Syari’at adalah seluruh ajaran yang Allah tetapkan untuk hamba-hamba-Nya, baik berupa aqidah, ‘amaliyyah, ataupun akhlak.
Dulu, disiplin Ilmu syari’at tidaklah banyak jumlahnya, namun setelah banyaknya orang-orang yang tidak berilmu, kemudian para ulama mencetuskan berbagai cabang disiplin ilmu syari’at untuk memudahkan mereka memahami syari’at Islam ini. Hal ini sebagaimana diungkapkan oleh Ali bin Abi Tholib radhiallahu ‘anhu:
العلم نقطة كثرها الجاهلون
“Ilmu syari’at dahulu hanyalah satu titik saja (sedikit), namun diperbanyak oleh orang-orang yang tidak berilmu.”
Pada dasarnya, disiplin ilmu syari’at yang dipahami para sahabat radhiallahu ‘anhum sedikit pada zaman Rasulullah shallallahu ‘alaihi wa sallam, yaitu pemahaman tentang Al-Qur`an dan As-Sunnah itu saja. Namun di zaman Ali bin Abi Tholib radhiallahu ‘anhu bertambah banyak cabang-cabang disiplin ilmu yang dicetuskan, dibandingkan zaman Rasulullah shallallahu ‘alaihi wa sallam.
Demikianlah, semakin jauh suatu kaum dari zaman Rasulullah shallallahu ‘alaihi wa sallam, semakin banyak pula ketidaktahuan (jahl) terhadap ilmu syar’i dan orang-orang yang tidak berilmu (jaahiluun) terhadap ilmu syar’i.
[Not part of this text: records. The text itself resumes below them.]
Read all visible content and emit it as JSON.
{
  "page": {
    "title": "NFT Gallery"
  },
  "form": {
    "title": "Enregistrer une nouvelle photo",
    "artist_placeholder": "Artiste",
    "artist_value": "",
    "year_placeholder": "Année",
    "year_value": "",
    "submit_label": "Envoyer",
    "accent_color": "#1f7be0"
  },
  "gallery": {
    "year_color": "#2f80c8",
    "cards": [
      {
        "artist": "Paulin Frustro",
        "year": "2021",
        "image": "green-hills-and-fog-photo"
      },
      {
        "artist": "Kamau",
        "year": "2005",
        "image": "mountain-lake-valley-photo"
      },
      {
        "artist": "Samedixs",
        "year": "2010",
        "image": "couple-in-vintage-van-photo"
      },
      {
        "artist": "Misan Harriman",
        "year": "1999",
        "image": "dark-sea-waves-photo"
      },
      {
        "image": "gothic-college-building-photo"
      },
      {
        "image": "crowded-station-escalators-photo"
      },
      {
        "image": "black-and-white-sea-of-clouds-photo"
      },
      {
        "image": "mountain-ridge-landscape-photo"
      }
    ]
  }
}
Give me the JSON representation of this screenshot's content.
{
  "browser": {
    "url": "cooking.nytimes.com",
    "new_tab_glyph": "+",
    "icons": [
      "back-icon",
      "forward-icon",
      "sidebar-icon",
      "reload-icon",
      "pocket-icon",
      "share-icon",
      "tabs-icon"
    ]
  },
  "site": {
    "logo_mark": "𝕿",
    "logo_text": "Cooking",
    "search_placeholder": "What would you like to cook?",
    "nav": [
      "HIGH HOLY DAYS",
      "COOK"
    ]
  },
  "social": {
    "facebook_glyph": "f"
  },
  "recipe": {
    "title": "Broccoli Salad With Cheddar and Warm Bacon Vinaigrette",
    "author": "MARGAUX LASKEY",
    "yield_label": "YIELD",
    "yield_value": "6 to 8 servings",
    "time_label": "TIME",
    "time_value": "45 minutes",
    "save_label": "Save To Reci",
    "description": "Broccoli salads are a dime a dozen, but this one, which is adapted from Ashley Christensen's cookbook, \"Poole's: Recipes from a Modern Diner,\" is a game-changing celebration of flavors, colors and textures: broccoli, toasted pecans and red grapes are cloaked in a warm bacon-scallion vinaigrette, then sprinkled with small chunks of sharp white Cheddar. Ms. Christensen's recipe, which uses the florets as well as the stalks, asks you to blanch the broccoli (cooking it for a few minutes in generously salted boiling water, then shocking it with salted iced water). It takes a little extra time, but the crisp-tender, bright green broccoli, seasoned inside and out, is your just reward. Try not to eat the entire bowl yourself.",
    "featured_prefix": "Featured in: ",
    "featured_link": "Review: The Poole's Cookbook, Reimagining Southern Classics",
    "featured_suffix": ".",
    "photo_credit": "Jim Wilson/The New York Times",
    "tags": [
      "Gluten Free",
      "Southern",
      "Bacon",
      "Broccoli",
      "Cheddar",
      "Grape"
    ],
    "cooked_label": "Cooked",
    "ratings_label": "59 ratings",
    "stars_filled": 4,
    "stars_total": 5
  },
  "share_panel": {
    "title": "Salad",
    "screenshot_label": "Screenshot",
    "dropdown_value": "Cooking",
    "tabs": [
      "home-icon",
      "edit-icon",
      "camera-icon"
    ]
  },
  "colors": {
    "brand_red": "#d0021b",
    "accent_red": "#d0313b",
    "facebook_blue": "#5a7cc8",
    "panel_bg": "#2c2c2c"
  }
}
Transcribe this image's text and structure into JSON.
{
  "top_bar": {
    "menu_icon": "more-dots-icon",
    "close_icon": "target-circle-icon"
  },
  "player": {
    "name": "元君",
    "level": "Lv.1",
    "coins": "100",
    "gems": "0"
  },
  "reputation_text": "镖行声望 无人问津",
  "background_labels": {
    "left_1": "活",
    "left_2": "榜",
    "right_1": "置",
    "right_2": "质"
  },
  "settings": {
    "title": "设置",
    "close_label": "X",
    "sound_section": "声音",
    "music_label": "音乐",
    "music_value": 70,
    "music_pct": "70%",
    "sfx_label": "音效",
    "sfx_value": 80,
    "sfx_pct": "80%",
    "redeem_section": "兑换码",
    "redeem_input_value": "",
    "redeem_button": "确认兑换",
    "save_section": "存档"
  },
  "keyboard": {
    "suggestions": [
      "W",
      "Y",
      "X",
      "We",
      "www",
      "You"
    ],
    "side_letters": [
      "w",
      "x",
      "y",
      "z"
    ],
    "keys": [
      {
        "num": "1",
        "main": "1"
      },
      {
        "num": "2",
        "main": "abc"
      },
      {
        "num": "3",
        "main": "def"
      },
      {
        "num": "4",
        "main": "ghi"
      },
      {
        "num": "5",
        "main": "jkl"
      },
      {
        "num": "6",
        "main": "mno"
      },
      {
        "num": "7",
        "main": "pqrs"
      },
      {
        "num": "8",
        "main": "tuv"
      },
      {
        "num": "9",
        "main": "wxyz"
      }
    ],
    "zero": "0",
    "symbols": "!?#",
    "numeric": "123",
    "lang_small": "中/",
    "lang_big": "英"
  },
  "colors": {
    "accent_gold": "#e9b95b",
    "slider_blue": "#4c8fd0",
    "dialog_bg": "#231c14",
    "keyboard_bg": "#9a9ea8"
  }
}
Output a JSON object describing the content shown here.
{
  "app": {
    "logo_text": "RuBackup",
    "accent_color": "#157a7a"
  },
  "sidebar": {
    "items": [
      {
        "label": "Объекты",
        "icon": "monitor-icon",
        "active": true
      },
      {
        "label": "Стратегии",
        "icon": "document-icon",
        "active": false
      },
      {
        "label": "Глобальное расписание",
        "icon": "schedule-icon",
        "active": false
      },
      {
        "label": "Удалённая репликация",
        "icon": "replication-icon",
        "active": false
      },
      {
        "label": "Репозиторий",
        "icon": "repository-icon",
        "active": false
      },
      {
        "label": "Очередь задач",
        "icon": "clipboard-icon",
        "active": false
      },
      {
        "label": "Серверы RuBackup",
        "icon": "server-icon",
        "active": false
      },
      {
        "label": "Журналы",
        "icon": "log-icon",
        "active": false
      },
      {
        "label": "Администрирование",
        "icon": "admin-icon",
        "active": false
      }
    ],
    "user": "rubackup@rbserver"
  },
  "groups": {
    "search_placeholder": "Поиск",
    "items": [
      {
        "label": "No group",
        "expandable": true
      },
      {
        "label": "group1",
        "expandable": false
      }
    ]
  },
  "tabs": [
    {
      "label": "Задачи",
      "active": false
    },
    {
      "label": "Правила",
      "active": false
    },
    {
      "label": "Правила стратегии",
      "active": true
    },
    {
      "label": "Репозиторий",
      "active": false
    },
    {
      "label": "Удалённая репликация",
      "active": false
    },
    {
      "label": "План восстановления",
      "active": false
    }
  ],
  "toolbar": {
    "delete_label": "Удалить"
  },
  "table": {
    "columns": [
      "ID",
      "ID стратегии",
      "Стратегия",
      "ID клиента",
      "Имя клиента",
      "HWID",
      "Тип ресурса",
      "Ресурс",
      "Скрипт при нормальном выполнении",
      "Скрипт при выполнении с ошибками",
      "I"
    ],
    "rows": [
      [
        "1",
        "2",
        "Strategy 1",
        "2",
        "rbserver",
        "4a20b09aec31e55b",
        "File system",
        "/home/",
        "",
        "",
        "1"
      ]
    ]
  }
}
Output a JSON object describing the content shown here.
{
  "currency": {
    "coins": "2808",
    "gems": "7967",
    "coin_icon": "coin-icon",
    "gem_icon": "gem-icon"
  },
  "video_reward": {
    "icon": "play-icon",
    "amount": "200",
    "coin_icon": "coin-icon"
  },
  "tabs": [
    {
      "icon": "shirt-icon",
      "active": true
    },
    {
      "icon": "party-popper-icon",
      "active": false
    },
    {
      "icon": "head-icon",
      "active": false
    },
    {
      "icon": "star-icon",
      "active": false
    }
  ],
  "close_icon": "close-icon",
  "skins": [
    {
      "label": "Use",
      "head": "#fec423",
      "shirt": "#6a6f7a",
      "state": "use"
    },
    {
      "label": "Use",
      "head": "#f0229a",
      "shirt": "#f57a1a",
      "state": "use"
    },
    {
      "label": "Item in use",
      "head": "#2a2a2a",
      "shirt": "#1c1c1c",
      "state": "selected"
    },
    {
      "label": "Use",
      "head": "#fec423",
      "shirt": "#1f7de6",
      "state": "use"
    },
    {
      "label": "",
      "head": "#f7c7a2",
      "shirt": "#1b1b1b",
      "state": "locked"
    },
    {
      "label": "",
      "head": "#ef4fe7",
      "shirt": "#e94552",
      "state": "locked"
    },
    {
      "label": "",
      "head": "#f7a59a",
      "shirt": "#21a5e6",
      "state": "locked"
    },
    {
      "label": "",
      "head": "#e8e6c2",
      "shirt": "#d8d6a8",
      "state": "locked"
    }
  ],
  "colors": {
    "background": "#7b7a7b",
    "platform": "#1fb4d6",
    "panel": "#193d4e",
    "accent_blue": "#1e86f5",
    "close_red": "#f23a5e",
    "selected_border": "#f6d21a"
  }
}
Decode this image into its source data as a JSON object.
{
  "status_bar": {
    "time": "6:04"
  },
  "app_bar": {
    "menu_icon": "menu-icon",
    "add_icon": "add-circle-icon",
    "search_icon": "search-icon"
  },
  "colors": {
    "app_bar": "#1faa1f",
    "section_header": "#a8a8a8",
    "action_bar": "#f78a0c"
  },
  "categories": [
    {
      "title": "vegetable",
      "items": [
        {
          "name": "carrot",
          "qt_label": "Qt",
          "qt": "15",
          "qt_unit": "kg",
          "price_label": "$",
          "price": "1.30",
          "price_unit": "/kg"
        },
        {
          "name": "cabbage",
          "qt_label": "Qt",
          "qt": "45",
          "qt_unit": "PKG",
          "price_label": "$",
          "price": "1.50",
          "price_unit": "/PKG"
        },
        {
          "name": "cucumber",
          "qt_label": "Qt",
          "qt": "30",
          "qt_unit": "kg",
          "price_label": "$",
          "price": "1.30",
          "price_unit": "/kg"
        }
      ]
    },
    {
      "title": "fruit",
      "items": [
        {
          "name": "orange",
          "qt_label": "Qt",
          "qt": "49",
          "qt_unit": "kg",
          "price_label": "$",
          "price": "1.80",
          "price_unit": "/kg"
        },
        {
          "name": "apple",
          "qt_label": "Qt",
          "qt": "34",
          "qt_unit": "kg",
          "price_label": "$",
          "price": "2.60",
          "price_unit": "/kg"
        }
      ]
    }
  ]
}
Ketika itu, mereka membutuhkan penjelasan ilmiyyah yang lebih detail dan banyak. Semakin hari, semakin banyak pula dicetuskan cabang-cabang disiplin ilmu syari’at oleh para ulama agar orang-orang yang tidak berilmu (jaahiluun) bisa memahami agama Islam ini dengan benar.
Oleh karena itulah, ditulis ratusan ribu kitab para ulama rahimahumullah dari berbagai cabang disiplin ilmu syari’at, hal ini sesungguhnya tidaklah menunjukkan bahwa jumlah disiplin ilmu syari’at itu adalah sebanyak jumlah kitab-kitab para ulama tersebutAsal ilmu Syari’at tetaplah Al-Qur`an dan As-Sunnah saja, namun karena tuntutan keadaanlah, ulama menuliskan kitab-kitab yang di zaman dulu tidak dibutuhkan oleh masyarakat salaf, karena salaf memahami dengan baik ilmu-ilmu yang dituliskan oleh ulama sekarang.
Sekarang kita membutuhkan sesuatu yang tidak dibutuhkan di zaman dahulu, misalnya syarah (penjelasan) kitab Al-Wasithiyyah, kitab ini sekarang kita butuhkan. Kelak pada generasi anak-anak kita, bisa jadi mereka membutuhkan syarah dari syarah kitab Al-Wasithiyyah, dan pada generasi cucu-cucu kita, bisa jadi pula mereka membutuhkan syarahdari syarah dari syarah kitab Al-Wasithiyyah. Demikian pula dari ilmu-ilmu alat, jika kita sekarang membutuhkan ilmu-ilmu semisal ushul fikih, ushul tafsir, qawa’id fiqhiyyah, dan yang semacamnya, maka bukan hal mustahil satu abad yang akan datang, muncullah ilmu-ilmu cabang yang lebih spesifik sebagai perincian dari ilmu-ilmu alat tersebut.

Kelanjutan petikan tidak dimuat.